What's the difference between a public and private bitcoin address?

What's the difference between a public and private bitcoin address?

Vincent  

There is more to a bitcoin wallet than just the address itself. It also contains the public and private key for each of your bitcoin addresses. Your bitcoin private key is a randomly generated string (numbers and letters), allowing bitcoins to be spent. A private key is always mathematically related to the bitcoin wallet address, but is impossible to reverse engineer thanks to a strong encryption code base.

As mentioned, there is also a public key. This causes some confusion, as some people assume that a bitcoin wallet address and the public key are the same. That is not the case, but they are mathematically related. A bitcoin wallet address is a hashed version of your public key.

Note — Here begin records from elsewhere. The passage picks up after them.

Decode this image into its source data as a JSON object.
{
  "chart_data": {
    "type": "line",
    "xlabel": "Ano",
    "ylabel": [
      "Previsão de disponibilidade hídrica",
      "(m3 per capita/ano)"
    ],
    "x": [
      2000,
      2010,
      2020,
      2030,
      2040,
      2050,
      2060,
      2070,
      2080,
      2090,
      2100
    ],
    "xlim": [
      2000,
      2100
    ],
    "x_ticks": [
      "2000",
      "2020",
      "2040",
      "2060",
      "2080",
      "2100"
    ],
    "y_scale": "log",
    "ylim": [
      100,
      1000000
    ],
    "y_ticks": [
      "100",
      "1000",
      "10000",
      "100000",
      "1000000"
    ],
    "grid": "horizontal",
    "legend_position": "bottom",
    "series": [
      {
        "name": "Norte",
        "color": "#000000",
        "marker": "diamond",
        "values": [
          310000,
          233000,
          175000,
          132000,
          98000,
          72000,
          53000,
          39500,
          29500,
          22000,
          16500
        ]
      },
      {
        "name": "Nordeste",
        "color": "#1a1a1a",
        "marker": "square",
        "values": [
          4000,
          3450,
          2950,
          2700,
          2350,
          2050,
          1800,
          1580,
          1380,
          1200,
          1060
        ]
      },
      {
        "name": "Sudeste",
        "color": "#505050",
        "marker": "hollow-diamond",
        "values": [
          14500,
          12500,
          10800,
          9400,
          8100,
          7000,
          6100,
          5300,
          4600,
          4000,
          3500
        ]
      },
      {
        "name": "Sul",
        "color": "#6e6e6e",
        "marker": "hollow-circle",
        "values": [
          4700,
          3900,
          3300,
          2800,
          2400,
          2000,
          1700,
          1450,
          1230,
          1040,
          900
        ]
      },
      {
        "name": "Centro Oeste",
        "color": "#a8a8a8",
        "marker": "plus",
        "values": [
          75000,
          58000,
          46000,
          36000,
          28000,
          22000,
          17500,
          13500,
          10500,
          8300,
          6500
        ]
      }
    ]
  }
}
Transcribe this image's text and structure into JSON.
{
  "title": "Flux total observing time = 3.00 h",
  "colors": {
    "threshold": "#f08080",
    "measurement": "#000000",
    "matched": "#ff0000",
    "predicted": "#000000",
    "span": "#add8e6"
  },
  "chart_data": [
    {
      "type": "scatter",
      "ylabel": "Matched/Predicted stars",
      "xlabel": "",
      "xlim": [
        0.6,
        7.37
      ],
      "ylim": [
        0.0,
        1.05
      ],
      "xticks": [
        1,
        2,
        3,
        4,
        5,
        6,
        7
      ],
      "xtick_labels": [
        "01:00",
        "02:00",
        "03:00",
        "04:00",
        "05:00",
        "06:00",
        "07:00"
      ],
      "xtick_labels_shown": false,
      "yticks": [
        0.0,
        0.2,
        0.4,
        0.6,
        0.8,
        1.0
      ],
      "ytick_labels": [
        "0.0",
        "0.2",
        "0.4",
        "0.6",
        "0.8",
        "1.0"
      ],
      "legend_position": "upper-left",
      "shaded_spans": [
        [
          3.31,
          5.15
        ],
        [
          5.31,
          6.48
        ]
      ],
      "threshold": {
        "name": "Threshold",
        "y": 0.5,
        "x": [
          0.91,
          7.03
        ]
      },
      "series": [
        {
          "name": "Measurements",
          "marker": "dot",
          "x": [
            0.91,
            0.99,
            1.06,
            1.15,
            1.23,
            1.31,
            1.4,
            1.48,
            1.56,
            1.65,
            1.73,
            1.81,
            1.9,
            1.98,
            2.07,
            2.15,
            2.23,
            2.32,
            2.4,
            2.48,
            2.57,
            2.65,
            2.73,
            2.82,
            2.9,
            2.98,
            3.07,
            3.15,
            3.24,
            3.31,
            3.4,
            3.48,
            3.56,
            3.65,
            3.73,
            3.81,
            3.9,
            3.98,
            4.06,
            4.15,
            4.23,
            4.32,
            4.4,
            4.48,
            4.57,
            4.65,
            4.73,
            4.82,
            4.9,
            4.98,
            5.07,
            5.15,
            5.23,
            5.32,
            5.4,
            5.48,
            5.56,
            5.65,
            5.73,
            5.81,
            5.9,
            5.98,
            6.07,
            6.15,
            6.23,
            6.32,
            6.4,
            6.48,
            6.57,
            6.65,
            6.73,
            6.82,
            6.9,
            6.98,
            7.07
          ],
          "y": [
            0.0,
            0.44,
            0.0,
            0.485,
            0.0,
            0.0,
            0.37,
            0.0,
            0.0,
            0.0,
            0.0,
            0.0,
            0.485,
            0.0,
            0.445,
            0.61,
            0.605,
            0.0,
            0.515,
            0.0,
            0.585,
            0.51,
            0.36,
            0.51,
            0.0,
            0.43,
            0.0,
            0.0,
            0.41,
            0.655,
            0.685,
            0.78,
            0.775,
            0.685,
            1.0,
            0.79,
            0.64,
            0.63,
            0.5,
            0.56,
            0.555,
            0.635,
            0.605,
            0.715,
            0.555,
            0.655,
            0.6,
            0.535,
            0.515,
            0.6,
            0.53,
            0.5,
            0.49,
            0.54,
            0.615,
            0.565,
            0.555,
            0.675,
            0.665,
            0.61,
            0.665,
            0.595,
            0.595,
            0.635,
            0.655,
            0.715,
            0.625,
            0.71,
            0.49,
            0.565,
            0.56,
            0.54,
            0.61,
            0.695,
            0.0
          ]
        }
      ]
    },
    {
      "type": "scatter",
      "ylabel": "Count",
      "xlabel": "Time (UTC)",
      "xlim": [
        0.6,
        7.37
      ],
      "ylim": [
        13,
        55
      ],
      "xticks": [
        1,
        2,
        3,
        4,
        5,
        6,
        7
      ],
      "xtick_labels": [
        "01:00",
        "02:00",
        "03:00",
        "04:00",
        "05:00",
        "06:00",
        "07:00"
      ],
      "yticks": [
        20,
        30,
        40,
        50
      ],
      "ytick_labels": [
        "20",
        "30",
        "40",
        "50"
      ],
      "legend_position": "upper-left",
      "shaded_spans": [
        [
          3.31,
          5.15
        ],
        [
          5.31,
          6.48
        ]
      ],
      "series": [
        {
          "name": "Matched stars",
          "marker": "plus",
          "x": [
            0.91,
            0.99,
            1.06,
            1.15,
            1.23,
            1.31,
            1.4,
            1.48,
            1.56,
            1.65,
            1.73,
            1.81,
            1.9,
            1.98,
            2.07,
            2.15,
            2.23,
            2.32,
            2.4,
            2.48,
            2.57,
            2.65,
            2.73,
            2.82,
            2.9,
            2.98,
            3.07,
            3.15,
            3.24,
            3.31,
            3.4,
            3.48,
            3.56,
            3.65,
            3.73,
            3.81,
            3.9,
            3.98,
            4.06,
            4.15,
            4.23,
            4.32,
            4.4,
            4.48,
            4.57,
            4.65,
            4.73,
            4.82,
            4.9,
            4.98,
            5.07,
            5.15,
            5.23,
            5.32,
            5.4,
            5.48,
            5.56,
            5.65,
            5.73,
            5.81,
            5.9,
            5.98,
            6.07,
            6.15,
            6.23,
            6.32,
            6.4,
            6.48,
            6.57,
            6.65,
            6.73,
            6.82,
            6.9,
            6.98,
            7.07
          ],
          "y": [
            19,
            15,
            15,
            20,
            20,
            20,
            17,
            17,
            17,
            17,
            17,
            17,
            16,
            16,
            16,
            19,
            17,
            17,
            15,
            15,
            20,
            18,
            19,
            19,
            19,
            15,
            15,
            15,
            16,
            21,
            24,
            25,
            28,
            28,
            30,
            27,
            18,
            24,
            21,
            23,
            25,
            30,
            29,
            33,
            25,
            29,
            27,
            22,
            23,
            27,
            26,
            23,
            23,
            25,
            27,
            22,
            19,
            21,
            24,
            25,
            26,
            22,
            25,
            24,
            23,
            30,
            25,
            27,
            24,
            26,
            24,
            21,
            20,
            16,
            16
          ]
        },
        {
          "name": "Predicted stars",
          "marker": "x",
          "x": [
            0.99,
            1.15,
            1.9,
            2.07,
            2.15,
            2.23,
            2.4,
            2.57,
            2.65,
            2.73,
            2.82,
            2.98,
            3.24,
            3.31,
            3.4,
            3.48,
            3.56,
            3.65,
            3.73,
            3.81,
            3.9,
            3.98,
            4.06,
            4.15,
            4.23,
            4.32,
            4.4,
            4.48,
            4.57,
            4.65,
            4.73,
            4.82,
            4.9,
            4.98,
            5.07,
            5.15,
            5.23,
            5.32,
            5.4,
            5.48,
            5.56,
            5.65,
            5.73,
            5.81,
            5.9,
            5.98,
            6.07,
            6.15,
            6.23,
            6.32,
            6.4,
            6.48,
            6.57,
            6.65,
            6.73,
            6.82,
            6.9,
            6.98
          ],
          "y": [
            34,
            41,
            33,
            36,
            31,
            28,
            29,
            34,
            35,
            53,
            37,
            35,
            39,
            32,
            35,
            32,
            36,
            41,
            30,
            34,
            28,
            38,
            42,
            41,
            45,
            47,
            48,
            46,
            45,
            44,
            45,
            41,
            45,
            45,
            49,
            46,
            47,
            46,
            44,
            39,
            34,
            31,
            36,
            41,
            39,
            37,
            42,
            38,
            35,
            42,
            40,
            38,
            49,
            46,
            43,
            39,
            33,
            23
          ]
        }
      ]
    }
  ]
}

Visit here to exchange bitcoin to paypal

Can You Trust the Idea of Bitcoin

With bitcoin, trust has to work on both sides. Even though you as the user are always in control of your own finances, you still have to trust the rest of the bitcoin network to not drop off the face of the earth tomorrow.

The concept about bitcoin that people have the most difficulty with in terms of trust is decentralization. As mentioned, bitcoin is a decentralized digital currency, which means there is no central point of failure that would cause the bitcoin network to not recover. Every individual user is an integral part of the bitcoin ecosystem, so it would take a nearly impossible amount of collaboration in order to shut down everyone at the same time.

Trusting bitcoin technology

Human nature tells you to keep doing things the way we have been doing them. Beware change. When the Internet came around in the early 1990s, few thought it would ever become a commonplace, household service. It was for geeks. Yet look where you are now — everybody’s grandparents and their pet dogs are on the Internet. That being said, the transition from no connections to people all over the world being connected was a big change.

Bitcoin is often compared to the early Internet, a new and disruptive technology that seems to be far ahead of its time. In part, that’s true, as bitcoin is solving a technological problem that most people don’t think about in the first place. Not because the evidence isn’t there, but simply because human nature rejects changes as long as things “still work fine the way they are.”

Trusting bitcoin as currency

As previously noted, bitcoin is not a proper currency in its truest sense, but rather an alternative, digital method of payment. Granted, you can buy and sell services and goods in exchange for bitcoin, but the monetary aspect lacks certain features required for it to be considered as a true “currency” in the traditional meaning.

Nevertheless, lots of merchants put their trust in bitcoin as a payment method, simply by accepting it alongside more traditional ways of paying. The reasons are fairly simple:

  • No extra costs associated with accepting bitcoin payments
  • No additional infrastructure to set up

How Bitcoin Works

Bitcoin is changing the way people think about money by planting a seed of doubt in people’s minds — in a positive and thought-provoking way. Mind you, given the financial crises over the past decade, it’s understandable that some people are trying to come up with new and creative solutions for a better economy. Bitcoin, with its transparency and decentralization, may prove to be a powerful tool in achieving that goal.

One thing bitcoin does is bypass the current financial system and could therefore potentially provide services to unbanked and underbanked nations all around the world.

Bitcoin Fees

Bitcoin is often touted as a global payment network that includes no transaction fees. Up to a certain extent, that statement is true, but it doesn’t tell the entire story. No transaction fee is involved for the recipient on any bitcoin transaction coming from another user on the network. But sometimes, there is a transaction fee involved, albeit very minimal.

Transaction fees in the bitcoin world are not included in every transaction. In fact, most bitcoin wallets allow the user to optionally include a transaction fee in order to speed up the transaction itself. By speeding up, a transaction including a small fee will be prioritized to be included in the next network block, whereas transactions without fees have a lower priority.

How Bitcoin Transactions Work

At its simplest, a bitcoin transaction works by you giving someone else a designated amount of the BTC you own. In order for a bitcoin transaction to be deemed “valid,” there has to be at least one input, although multiple inputs are possible as well. An input is a reference to an output from a previous transaction.

Note that every input associated with a bitcoin transaction has to be an unspent output of a previous transaction. Furthermore, every input in a bitcoin transaction must be digitally signed, which occurs through the private key associated with the bitcoin address initiating the transfer of BTC.

How to Secure Your Bitcoin Wallets

In the same way that you wouldn’t walk around with your real wallet hanging out of your back pocket, or keep your bank card PIN number on a piece of paper inside that wallet, you need to be security conscious about your bitcoin wallet, too.

Secure mobile bitcoin wallets

A mobile bitcoin wallet is convenient to use, because it can be installed on either a tablet or smartphone. Either of these devices is more often than not in close proximity to everyday consumers and doesn’t require users to take additional items with them wherever they go.